J19 BIDUESO / SARRIA

ACCUEIL PAGE SUIVANTE

 05 JUIN 2007

 

 


 

L’étape du jour ne sera pas très longue, si 27 km peuvent représenter une petite étape. On a voulu se lever tôt : pas question de renouveler l’expérience d’hier un deuxième jour de suite. 5h 45 – café soluble,  et en route. Il fait encore presque nuit.

Que dire de cette journée ? Inodore, particulièrement sans saveur, incolore, noyée dans la fatigue d’hier. Quelque cotes qui me semblent bien plus dure quelle ne le sont. Des villages vides et sans âme qui sente l’ensilage et la bouse de vache. Des châtaigniers, certains sans doutes vénérables, des toits d’ardoise disposées comme des lauzes…rien, ou si peu. Je suis trop vide pour que le paysage m’emplisse.

 

 Il me tarde tant d’arriver. Sarria ! S’il te plait ! Ne soit pas trop loin.

 

12h 55. Nous sommes devant l’auberge.
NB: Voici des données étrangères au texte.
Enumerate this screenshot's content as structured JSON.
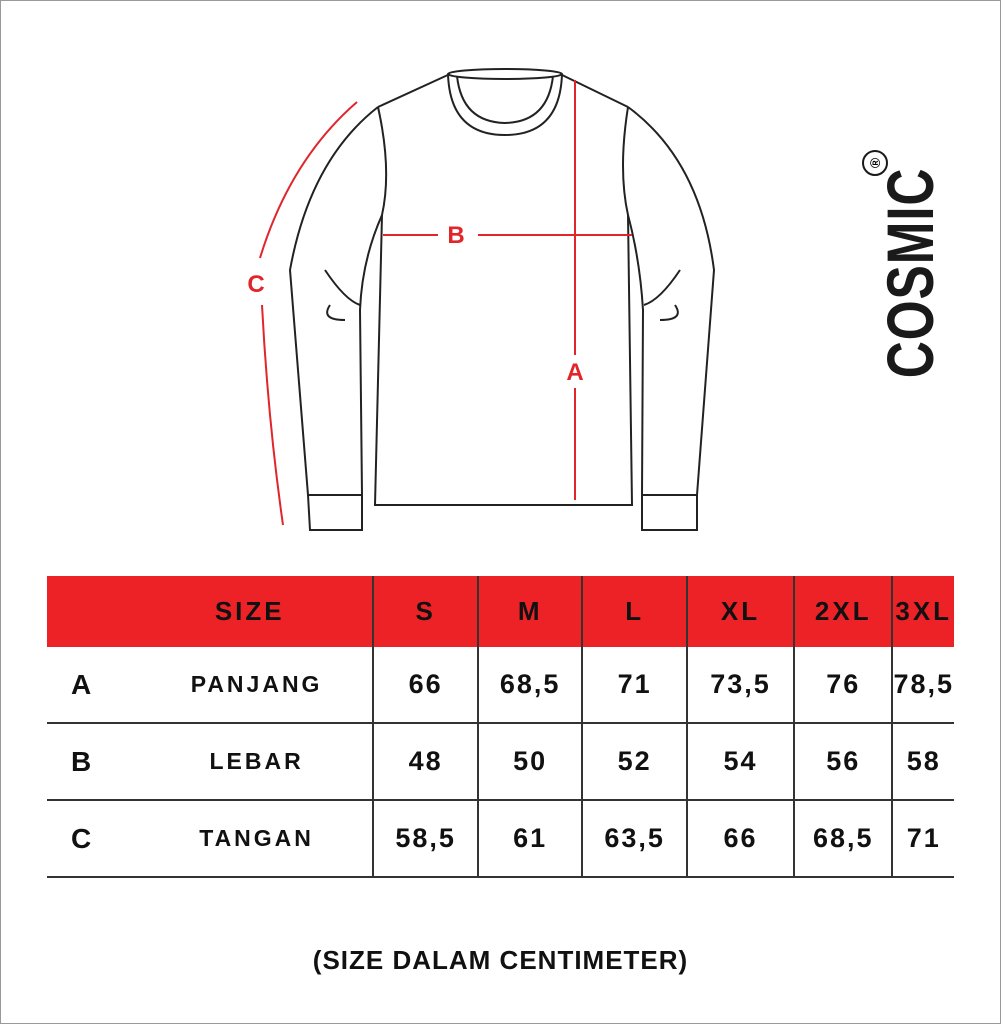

Elle n’ouvre qu’à 13 h, 5 minutes…Une vingtaine de pèlerins attendent aussi

Rituel de la douche, de la lessive. Une bière au café d’en face et…REPOS. On verra bien ce soir si l’énergie est de retour.
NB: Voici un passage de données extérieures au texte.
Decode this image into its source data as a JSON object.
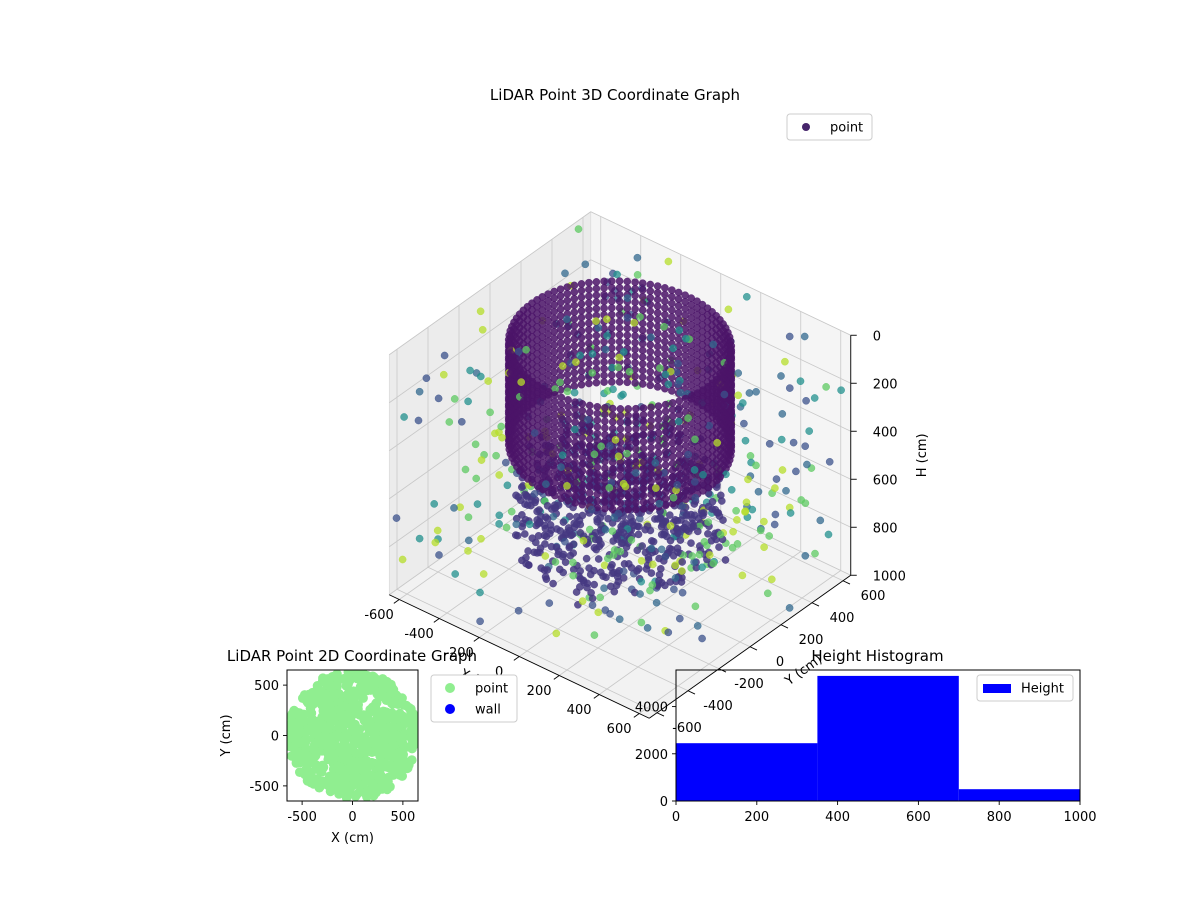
{
  "chart_data": [
    {
      "type": "scatter3d",
      "title": "LiDAR Point 3D Coordinate Graph",
      "xlabel": "X (cm)",
      "ylabel": "Y (cm)",
      "zlabel": "H (cm)",
      "xlim": [
        -650,
        650
      ],
      "ylim": [
        -650,
        650
      ],
      "zlim": [
        1000,
        0
      ],
      "z_inverted": true,
      "xticks": [
        "-600",
        "-400",
        "-200",
        "0",
        "200",
        "400",
        "600"
      ],
      "yticks": [
        "-600",
        "-400",
        "-200",
        "0",
        "200",
        "400",
        "600"
      ],
      "zticks": [
        "0",
        "200",
        "400",
        "600",
        "800",
        "1000"
      ],
      "colormap": "viridis",
      "legend": [
        {
          "label": "point",
          "color": "#46256b"
        }
      ],
      "legend_position": "top-right",
      "grid": true,
      "series": [
        {
          "name": "point",
          "structure": [
            {
              "shape": "ring",
              "radius": 440,
              "height_range": [
                0,
                420
              ],
              "color": "#4b1468"
            },
            {
              "shape": "disc",
              "radius": 420,
              "height_range": [
                520,
                820
              ],
              "color": "#453881"
            },
            {
              "shape": "scattered",
              "range": [
                -650,
                650
              ],
              "height_range": [
                0,
                1000
              ],
              "colors": [
                "#3b528b",
                "#31688e",
                "#21908d",
                "#5ec962",
                "#b5de2b"
              ]
            }
          ]
        }
      ]
    },
    {
      "type": "scatter",
      "title": "LiDAR Point 2D Coordinate Graph",
      "xlabel": "X (cm)",
      "ylabel": "Y (cm)",
      "xlim": [
        -650,
        650
      ],
      "ylim": [
        -650,
        650
      ],
      "xticks": [
        "-500",
        "0",
        "500"
      ],
      "yticks": [
        "-500",
        "0",
        "500"
      ],
      "legend": [
        {
          "label": "point",
          "color": "#90ee90"
        },
        {
          "label": "wall",
          "color": "#0000ff"
        }
      ],
      "legend_position": "outside-right",
      "series": [
        {
          "name": "point",
          "color": "#90ee90",
          "extent": "filled disc, radius ≈ 640"
        },
        {
          "name": "wall",
          "color": "#0000ff",
          "extent": "none visible"
        }
      ]
    },
    {
      "type": "bar",
      "title": "Height Histogram",
      "categories": [
        "0–350",
        "350–700",
        "700–1050"
      ],
      "bin_edges": [
        0,
        350,
        700,
        1050
      ],
      "values": [
        2450,
        5300,
        500
      ],
      "xlim": [
        0,
        1000
      ],
      "ylim": [
        0,
        5550
      ],
      "xticks": [
        "0",
        "200",
        "400",
        "600",
        "800",
        "1000"
      ],
      "yticks": [
        "0",
        "2000",
        "4000"
      ],
      "legend": [
        {
          "label": "Height",
          "color": "#0000ff"
        }
      ],
      "legend_position": "top-right",
      "color": "#0000ff"
    }
  ]
}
Du balcon j’observe les arrivées : des cyclistes, beaucoup de cyclistes. Beaucoup de pèlerins de fraîche date aussi qui n’ont pris le chemin qu’ici ou quelques étapes plus tôt soit parce qu’ils font le chemin en plusieurs épisodes soit pour assurer la « Compostella » qu’on obtient en faisant les 100 derniers kilomètres. Ce papier semble t’il est précieux pour les jeunes Espagnols, il ouvrirait ou faciliterait l’ouverture des portes du travail.

A l’entrée de Sarria il y avait une voiture, la remorque débordant de valises. Un groupe de pèlerins, un peu plus haut étaient équipés léger léger, deux filles n’avaient même pas de sac du tout. Mais comme disait un hospitalero de rencontre : « je ne juge pas, à chacun son chemin… » mais tout de même, les places sont chères dans les albergues et ces marcheurs légers marchent vite et passent devant pour occuper les lits.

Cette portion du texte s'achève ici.